For years it seemed easier to get on a plane and fly miles away than to say no. Than just not to contact me. To recharge my batteries before giving my energy to others.

What I now know: If I don’t respect my own boundaries, I’m crossing geographical ones.

I still catch myself doing this today: a friend just asked me if I was free next Saturday. I came fresh from vacation, recharged, knew I had time – and said yes. But what I also knew was that I had agreed to my only day off of the week. Within the last few days I had such a bad feeling in my gut that I ended up canceling on her. In the past, I basically only canceled when I was outside the country and the reach of others.
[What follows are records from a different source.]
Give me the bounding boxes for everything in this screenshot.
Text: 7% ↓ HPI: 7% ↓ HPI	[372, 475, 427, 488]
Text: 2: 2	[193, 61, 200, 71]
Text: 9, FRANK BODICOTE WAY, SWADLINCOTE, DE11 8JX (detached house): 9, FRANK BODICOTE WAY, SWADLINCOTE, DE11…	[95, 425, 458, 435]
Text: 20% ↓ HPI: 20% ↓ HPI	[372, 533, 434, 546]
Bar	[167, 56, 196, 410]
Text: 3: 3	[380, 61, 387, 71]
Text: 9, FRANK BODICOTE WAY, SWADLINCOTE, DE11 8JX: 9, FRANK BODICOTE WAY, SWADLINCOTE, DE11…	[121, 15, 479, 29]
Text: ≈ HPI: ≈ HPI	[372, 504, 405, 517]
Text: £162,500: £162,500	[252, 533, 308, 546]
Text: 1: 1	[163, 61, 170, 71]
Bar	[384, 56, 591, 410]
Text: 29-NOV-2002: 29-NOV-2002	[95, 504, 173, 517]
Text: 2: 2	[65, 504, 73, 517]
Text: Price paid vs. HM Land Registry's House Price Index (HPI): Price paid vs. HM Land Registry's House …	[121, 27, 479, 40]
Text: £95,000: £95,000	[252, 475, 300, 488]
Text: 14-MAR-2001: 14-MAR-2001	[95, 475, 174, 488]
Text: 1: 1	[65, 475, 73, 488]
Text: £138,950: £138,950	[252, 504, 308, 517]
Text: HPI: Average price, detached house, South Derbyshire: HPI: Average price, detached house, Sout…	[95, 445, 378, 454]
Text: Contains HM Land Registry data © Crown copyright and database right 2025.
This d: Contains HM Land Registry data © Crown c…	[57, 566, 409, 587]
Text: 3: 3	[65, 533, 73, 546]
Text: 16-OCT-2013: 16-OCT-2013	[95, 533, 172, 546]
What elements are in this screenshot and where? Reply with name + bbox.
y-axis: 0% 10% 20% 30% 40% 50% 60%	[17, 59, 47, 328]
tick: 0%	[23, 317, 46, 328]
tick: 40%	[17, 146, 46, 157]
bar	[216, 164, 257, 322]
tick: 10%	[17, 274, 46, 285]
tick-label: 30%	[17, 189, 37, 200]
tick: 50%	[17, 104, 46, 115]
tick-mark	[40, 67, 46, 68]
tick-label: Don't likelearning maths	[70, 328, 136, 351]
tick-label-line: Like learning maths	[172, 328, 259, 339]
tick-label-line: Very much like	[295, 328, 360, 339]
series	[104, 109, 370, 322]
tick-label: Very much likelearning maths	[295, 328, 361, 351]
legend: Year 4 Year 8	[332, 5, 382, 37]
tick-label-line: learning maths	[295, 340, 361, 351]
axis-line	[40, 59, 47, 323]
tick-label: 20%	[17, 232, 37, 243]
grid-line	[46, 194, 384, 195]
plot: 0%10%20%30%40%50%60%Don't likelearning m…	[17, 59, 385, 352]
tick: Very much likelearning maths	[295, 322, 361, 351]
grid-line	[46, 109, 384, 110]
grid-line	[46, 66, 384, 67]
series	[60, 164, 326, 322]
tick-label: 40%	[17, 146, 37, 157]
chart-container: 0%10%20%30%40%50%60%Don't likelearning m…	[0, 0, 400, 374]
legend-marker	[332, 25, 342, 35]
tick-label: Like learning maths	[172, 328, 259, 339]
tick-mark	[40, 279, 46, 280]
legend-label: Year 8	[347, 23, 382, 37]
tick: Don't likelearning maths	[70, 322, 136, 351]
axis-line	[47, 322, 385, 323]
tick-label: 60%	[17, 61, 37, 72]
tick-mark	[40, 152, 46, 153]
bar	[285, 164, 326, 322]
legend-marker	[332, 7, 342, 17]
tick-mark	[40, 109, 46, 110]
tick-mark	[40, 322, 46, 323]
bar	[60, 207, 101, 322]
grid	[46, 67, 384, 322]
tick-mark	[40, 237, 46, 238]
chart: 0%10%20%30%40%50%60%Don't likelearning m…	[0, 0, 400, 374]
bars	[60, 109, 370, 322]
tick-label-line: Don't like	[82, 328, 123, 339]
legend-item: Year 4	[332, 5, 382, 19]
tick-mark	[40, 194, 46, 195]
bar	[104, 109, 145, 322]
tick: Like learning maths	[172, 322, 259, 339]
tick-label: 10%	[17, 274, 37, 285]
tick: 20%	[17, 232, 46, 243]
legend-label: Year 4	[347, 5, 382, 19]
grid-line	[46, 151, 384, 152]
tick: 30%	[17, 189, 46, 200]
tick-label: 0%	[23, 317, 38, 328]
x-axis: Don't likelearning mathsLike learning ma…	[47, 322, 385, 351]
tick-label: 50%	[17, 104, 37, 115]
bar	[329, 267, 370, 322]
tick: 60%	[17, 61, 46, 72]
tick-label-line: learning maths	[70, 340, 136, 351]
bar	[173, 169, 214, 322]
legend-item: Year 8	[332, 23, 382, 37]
Today my gut speaks to me more clearly – or I have learned to understand its language. Translation errors like “Book a flight to Greece” instead of “Cancel and take time for yourself” still happen, but less often. This is not only more friendly to your account, climate, but also self-esteem – and therefore more sustainable on all levels.

By the way, I didn’t end my sabbatical after five weeks. I continued to travel, but adjusted my plans: and consciously planned time at home in between. My addiction to travel has lessened and the pressure has given way to pleasure. I used to feel increasing relief with every mile I got further from my hometown. But today I also feel a sense of anticipation when I approach her again. I still have wanderlust, but no longer have the instinct to escape.